Multilabel Feature Selection via Shared Latent Sublabel Structure and Simultaneous Orthogonal Basis Clustering

IEEE Trans Neural Netw Learn Syst. 2024 Apr 24:PP. doi: 10.1109/TNNLS.2024.3382911. Online ahead of print.

Abstract

Multilabel feature selection solves the dimension distress of high-dimensional multilabel data by selecting the optimal subset of features. Noisy and incomplete labels of raw multilabel data hinder the acquisition of label-guided information. In existing approaches, mapping the label space to a low-dimensional latent space by semantic decomposition to mitigate label noise is considered an effective strategy. However, the decomposed latent label space contains redundant label information, which misleads the capture of potential label relevance. To eliminate the effect of redundant information on the extraction of latent label correlations, a novel method named SLOFS via shared latent sublabel structure and simultaneous orthogonal basis clustering for multilabel feature selection is proposed.

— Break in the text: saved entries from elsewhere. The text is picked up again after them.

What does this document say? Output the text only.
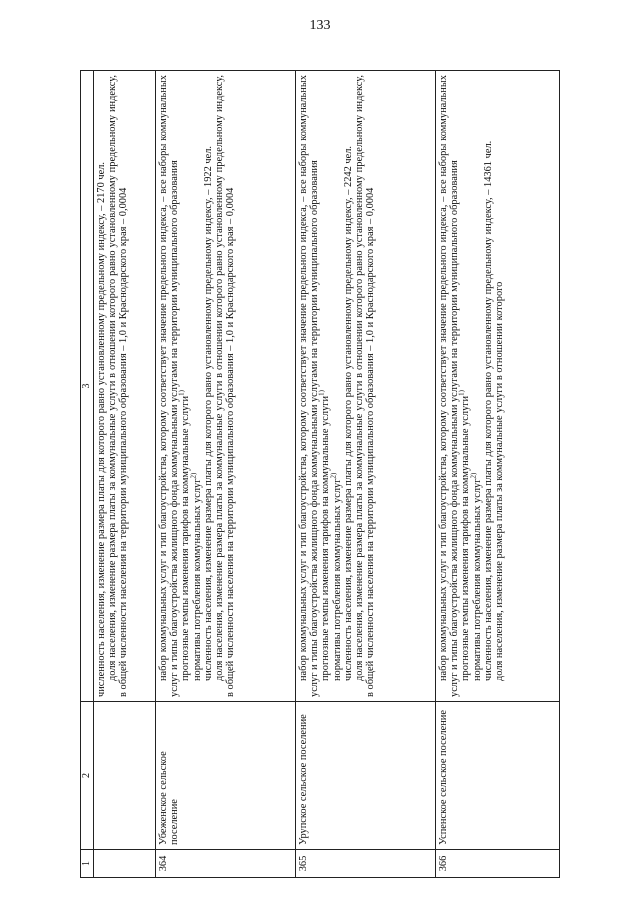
133
1	2	3

		численность населения, изменение размера платы для которого равно установленному предельному индексу, – 2170 чел. доля населения, изменение размера платы за коммунальные услуги в отношении которого равно установленному предельному индексу, в общей численности населения на территории муниципального образования – 1,0 и Краснодарского края – 0,0004

364	Убеженское сельское поселение	набор коммунальных услуг и тип благоустройства, которому соответствует значение предельного индекса, – все наборы коммунальных услуг и типы благоустройства жилищного фонда коммунальными услугами на территории муниципального образования прогнозные темпы изменения тарифов на коммунальные услуги$^{1)}$

нормативы потребления коммунальных услуг$^{2)}$ численность населения, изменение размера платы для которого равно установленному предельному индексу, – 1922 чел. доля населения, изменение размера платы за коммунальные услуги в отношении которого равно установленному предельному индексу, в общей численности населения на территории муниципального образования – 1,0 и Краснодарского края – 0,0004

365	Урупское сельское поселение	набор коммунальных услуг и тип благоустройства, которому соответствует значение предельного индекса, – все наборы коммунальных услуг и типы благоустройства жилищного фонда коммунальными услугами на территории муниципального образования прогнозные темпы изменения тарифов на коммунальные услуги$^{1)}$

нормативы потребления коммунальных услуг$^{2)}$ численность населения, изменение размера платы для которого равно установленному предельному индексу, – 2242 чел. доля населения, изменение размера платы за коммунальные услуги в отношении которого равно установленному предельному индексу, в общей численности населения на территории муниципального образования – 1,0 и Краснодарского края – 0,0004

366	Успенское сельское поселение	набор коммунальных услуг и тип благоустройства, которому соответствует значение предельного индекса, – все наборы коммунальных услуг и типы благоустройства жилищного фонда коммунальными услугами на территории муниципального образования прогнозные темпы изменения тарифов на коммунальные услуги$^{1)}$

нормативы потребления коммунальных услуг$^{2)}$ численность населения, изменение размера платы для которого равно установленному предельному индексу, – 14361 чел. доля населения, изменение размера платы за коммунальные услуги в отношении которого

First, a latent orthogonal base structure shared (LOBSS) term is engineered to guide the construction of a redundancy-free latent sublabel space via the separated latent clustering center structure. The LOBSS term simultaneously retains latent sublabel information and latent clustering center structure. Moreover, the structure and relevance information of nonredundant latent sublabels are fully explored. The introduction of graph regularization ensures structural consistency in the data space and latent sublabels, thus helping the feature selection process. SLOFS employs a dynamic sublabel graph to obtain a high-quality sublabel space and uses regularization to constrain label correlations on dynamic sublabel projections. Finally, an effective convergence provable optimization scheme is proposed to solve the SLOFS method. The experimental studies on the 18 datasets demonstrate that the presented method performs consistently better than previous feature selection methods.